Estate agents Henry O'Leary of the Property Partners network, who lives locally, reckons Rockfort House's next owners will come from between here and Cork city, or from the UK the requisite 'space for ponies' will be a real draw for this family-friendly spot, and he notes that detached houses in the Spires development in Innishannon village will now sell for between €600,000 and €700,000.

Rockfort House, with over 4,000 sq ft of quirky space scattered about plus three beamed attic rooms adding further space, has a history dating back to the 1700s, but clearly has been through several transformations. Owners Paul and Ann Kingston, former restaurateurs in Cork city, have found roof beams with a late 1800s date pencilled in on them by the carpenters of the time, but these may simply reflect a 19th century re-roofing job.

Locals have told them there was an even older house elsewhere on the grounds carrying the original Rockfort House name, and that it was demolished and re-located to its current site for the pastoral valley views of rolling parkland, cereal crops and just-harvested round bales. When Paul and Ann bought this place, it had unusual Dutch gables on either side, and their faint outline can still be seen in the stripped-back stonework. They straightened and re-ordered the roof sections because of severe problems with the roof valleys, and say the house with oil heating now is dry as a bone.

With every room worked on to a greater or lesser extent, and with a good element of originality left (though all windows are PVC replacements), it is an individual mix of the old and the new, highly adaptable and with the option of a virtually self-contained ground floor granny flat on one side, and with four overhead bedrooms, two with spacious ensuite bathrooms.

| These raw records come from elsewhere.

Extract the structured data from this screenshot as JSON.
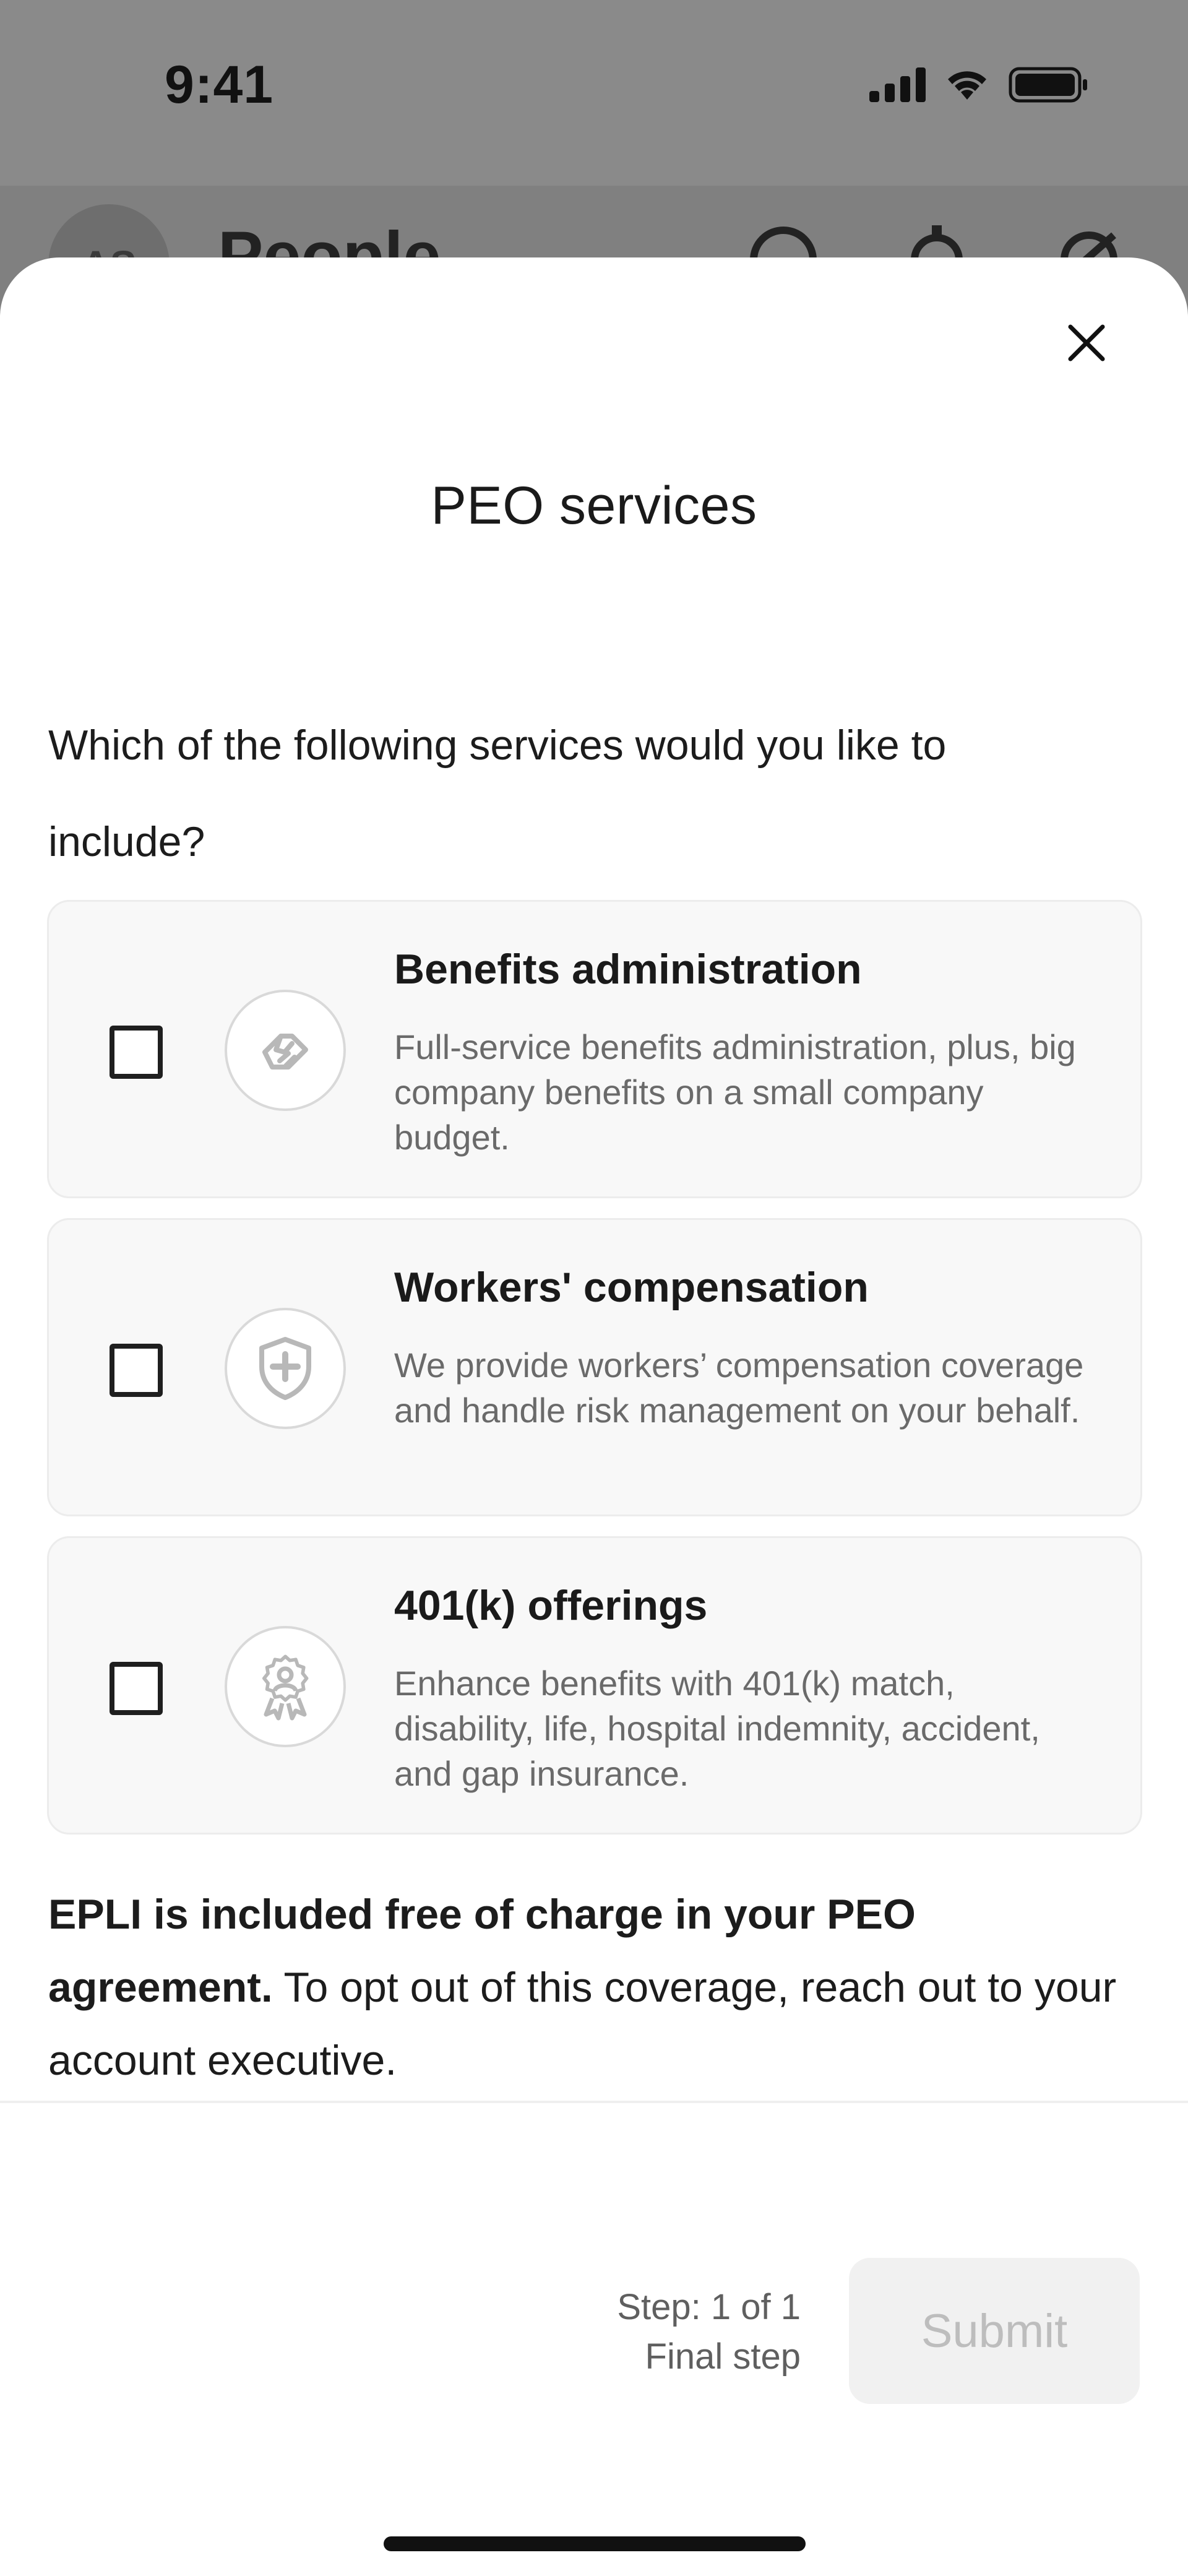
{
  "status_bar": {
    "time": "9:41"
  },
  "background_app": {
    "avatar_initials": "AS",
    "title": "People"
  },
  "sheet": {
    "title": "PEO services",
    "question": "Which of the following services would you like to include?",
    "options": [
      {
        "title": "Benefits administration",
        "description": "Full-service benefits administration, plus, big company benefits on a small company budget.",
        "icon": "handshake-icon",
        "checked": false
      },
      {
        "title": "Workers' compensation",
        "description": "We provide workers’ compensation coverage and handle risk management on your behalf.",
        "icon": "shield-plus-icon",
        "checked": false
      },
      {
        "title": "401(k) offerings",
        "description": "Enhance benefits with 401(k) match, disability, life, hospital indemnity, accident, and gap insurance.",
        "icon": "award-badge-icon",
        "checked": false
      }
    ],
    "epli_bold": "EPLI is included free of charge in your PEO agreement.",
    "epli_rest": " To opt out of this coverage, reach out to your account executive."
  },
  "footer": {
    "step": "Step: 1 of 1",
    "step_sub": "Final step",
    "submit_label": "Submit"
  },
  "colors": {
    "overlay": "#8a8a8a",
    "card_bg": "#f8f8f8",
    "submit_disabled_bg": "#f1f1f1",
    "submit_disabled_text": "#bdbdbd"
  }
}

Outside are old stables and a workshed, productive organic gardens and young orchard, and the interior goes up hill and down dale, with no fewer than four levels in the kitchen/dining room to the rear. This homely spot with a 24' high ceiling in portions has a mezzanine office, cooking space with Smeg oven, and dining room with oil-fired Aga. Living/reception rooms are varied, with two good large rooms to the front with bay windows, and a linked play room leads on to a huge sheltered patio and play space: the home-made kids' climbing frame here would put most municipal amenities to shame.